Burger et Cie (SAS), Synema (Sarl)

COMPOSITION DE LA JURIDICTION

Président :

Mme Rauline

Conseillers :

Mme Delapierregross, Mme Malardel

Avocats :

SELARL ALEMA AVOCATS, SELARL ASKEA AVOCATS

TGI de Quimper, du 29 sept. 2020

29 septembre 2020

FAITS ET PROCÉDURE

Par un contrat en date du 20 décembre 2010, M. et Mme Alain C., propriétaires d'une maison d'habitation [...], ont confié à la société Synema la conception et la pose d'une terrasse extérieure en bois composite WEX sur plots, accessible par le séjour-salon, avec garde-corps et habillage de l'escalier existant donnant sur le jardin. La réception des travaux a été prononcée le 3 juin 2011. La facture d'un montant de 12 328,40 euros TTC a été réglée.

En juillet 2016, M. et Mme C. ont constaté l'absence de rigidité des gardes-corps et la défaillance des lames de bois. Une expertise amiable a été diligentée en octobre 2016.

Par actes d'huissier des 26 avril et 4 mai 2018, les époux C. ont fait assigner la société Synema et son assureur, la CRAMA Bretagne-Pays de Loire, devant le juge des référés du tribunal de grande instance de Quimper aux fins d'expertise.

La société Synema a appelé à la cause son franchiseur, la société Grad Travaux venant aux droits de la société Architecture du Bois, laquelle a assigné en intervention forcée la société Piveteau Bois, fournisseur des lames.

Par ordonnance du 11 juillet 2018, le juge des référés a désigné M. D. qui a déposé son rapport le 21 janvier 2019.

Par actes d'huissier des 29 avril, 3 et 13 mai 2019, M. et Mme C. ont fait assigner la société Piveteau Bois, la société Synema et la CRAMA Bretagne-Pays de Loire devant le tribunal de grande instance de Quimper sur le fondement des articles 1792, 1147 et 1604 du code civil.

La société Piveteau Bois a appelé en garantie la société Architecture du Bois aux droits de laquelle vient la société Burger et Cie.

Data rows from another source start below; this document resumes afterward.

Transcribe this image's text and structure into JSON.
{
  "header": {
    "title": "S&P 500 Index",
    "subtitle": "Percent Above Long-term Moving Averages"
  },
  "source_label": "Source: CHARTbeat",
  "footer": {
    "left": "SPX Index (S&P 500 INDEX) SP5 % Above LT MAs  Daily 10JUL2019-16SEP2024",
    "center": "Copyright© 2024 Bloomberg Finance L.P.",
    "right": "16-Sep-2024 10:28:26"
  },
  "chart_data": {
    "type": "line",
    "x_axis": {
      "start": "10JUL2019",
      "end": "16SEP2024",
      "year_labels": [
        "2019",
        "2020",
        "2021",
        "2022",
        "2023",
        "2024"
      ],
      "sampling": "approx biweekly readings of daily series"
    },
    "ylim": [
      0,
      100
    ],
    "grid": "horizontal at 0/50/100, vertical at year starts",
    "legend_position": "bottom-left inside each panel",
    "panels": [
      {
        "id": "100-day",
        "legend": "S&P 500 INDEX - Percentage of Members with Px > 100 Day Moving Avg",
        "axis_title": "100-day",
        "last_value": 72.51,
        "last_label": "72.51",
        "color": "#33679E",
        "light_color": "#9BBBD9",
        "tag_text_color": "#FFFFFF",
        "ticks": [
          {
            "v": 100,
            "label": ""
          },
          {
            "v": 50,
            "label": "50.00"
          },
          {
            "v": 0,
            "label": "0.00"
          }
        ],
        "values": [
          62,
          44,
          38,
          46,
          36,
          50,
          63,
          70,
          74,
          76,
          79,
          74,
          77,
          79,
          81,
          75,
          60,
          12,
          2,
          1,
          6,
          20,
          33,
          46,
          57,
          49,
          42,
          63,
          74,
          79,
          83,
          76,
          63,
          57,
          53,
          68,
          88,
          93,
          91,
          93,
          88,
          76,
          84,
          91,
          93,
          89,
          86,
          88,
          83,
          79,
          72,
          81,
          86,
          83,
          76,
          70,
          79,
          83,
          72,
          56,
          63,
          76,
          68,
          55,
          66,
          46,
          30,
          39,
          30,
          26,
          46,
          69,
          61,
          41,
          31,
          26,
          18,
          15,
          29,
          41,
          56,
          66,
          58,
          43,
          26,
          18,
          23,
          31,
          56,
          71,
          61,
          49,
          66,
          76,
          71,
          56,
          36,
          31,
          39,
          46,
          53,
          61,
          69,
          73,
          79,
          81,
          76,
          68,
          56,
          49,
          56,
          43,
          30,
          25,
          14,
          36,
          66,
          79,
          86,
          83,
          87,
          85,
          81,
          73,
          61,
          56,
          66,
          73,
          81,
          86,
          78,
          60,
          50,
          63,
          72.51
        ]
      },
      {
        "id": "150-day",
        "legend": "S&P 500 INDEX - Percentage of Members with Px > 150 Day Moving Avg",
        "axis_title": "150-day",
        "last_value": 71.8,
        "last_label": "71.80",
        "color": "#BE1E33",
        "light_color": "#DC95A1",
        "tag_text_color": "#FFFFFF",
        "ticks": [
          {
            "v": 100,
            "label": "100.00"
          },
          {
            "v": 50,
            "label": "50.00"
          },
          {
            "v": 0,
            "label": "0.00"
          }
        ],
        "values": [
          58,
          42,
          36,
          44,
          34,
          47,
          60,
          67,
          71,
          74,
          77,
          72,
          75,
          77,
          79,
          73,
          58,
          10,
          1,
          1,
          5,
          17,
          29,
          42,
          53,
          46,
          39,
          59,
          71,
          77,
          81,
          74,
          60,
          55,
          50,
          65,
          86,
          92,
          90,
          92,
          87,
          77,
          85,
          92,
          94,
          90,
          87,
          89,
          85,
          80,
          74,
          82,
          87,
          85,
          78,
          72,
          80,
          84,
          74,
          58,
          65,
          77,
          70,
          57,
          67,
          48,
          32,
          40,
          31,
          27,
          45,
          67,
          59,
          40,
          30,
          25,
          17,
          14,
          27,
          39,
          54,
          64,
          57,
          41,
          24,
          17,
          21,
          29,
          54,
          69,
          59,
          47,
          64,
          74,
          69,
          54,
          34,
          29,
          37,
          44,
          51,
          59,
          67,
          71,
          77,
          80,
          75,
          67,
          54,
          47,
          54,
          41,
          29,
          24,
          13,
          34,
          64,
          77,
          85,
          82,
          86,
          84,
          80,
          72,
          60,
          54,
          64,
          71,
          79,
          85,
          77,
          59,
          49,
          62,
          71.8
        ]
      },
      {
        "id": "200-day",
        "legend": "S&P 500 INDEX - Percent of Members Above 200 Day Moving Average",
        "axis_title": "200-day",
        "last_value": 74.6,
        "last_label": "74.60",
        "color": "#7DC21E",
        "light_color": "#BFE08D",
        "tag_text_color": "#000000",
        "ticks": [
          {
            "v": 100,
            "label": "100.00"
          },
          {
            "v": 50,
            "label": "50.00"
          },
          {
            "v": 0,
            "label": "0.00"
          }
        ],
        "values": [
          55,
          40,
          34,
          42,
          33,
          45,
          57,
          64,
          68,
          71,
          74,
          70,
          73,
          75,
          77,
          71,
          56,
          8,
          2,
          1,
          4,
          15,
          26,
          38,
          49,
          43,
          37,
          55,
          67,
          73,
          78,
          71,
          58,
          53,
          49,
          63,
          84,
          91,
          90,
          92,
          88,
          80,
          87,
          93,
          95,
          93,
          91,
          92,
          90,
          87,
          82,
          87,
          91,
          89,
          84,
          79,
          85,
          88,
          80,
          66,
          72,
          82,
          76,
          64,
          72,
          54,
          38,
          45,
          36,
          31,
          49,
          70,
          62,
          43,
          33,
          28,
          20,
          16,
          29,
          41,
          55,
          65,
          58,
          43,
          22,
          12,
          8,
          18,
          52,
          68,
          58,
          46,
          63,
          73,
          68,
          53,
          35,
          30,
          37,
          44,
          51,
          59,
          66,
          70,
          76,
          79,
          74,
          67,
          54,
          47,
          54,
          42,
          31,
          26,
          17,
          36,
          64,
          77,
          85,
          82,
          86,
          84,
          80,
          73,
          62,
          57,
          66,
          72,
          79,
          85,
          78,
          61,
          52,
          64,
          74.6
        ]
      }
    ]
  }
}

Par un jugement en date du 29 septembre 2020, le tribunal judiciaire a :

- déclaré la société Synema tenue de garantir les désordres affectant la terrasse installée au domicile des époux C. ;

- déclaré la CRAMA Bretagne-Pays de Loire tenue de garantir la société Synema au titre des préjudices matériels subis par les époux C. ;

- condamné in solidum la société Synema et la CRAMA Bretagne-Pays de Loire à payer aux époux C. la somme de 9 255,95 euros TTC au titre du préjudice matériel, avec intérêts au taux légal à compter du jugement ;

- condamné la société Synema à payer aux époux C. une indemnité de 1 200 euros au titre du préjudice de jouissance, avec intérêts au taux légal à compter du jugement ;

- déclaré recevable l'action en garantie des vices cachés exercée reconventionnellement par la société Burger et Cie venant aux droits de la société Architecture du Bois à l'encontre de la société Piveteau Bois ;

- déclaré la société Burger et Cie hors de cause ;

- rejeté l'action en garantie de la société Synema et de la CRAMA Bretagne-Pays de Loire contre la société Piveteau Bois ;

- rejeté les demandes des époux C. contre la société Burger et Cie et la société Piveteau Bois;

- condamné in solidum la société Synema et la CRAMA à payer aux époux C. la somme de 3 000 euros en application de l'article 700 du code de procédure civile ;

- condamné la société Piveteau Bois à payer à la société Burger et Cie la somme de 3 000 euros sur le même fondement ;

- condamné la société Piveteau Bois aux dépens comprenant les frais de référé et d'expertise ;

- ordonné l'exécution provisoire.

La société Vivre en Bois Piveteau Bois a interjeté appel de cette décision par déclaration du 5 novembre 2020 et la CRAMA Bretagne-Pays de Loire par deux déclarations du 13 novembre jointes le 10 décembre suivant.

La jonction a été prononcée le 17 juin 2021.

Les époux C., la société Synema, la société Burger et Cie et la CRAMA ont relevé appel incident.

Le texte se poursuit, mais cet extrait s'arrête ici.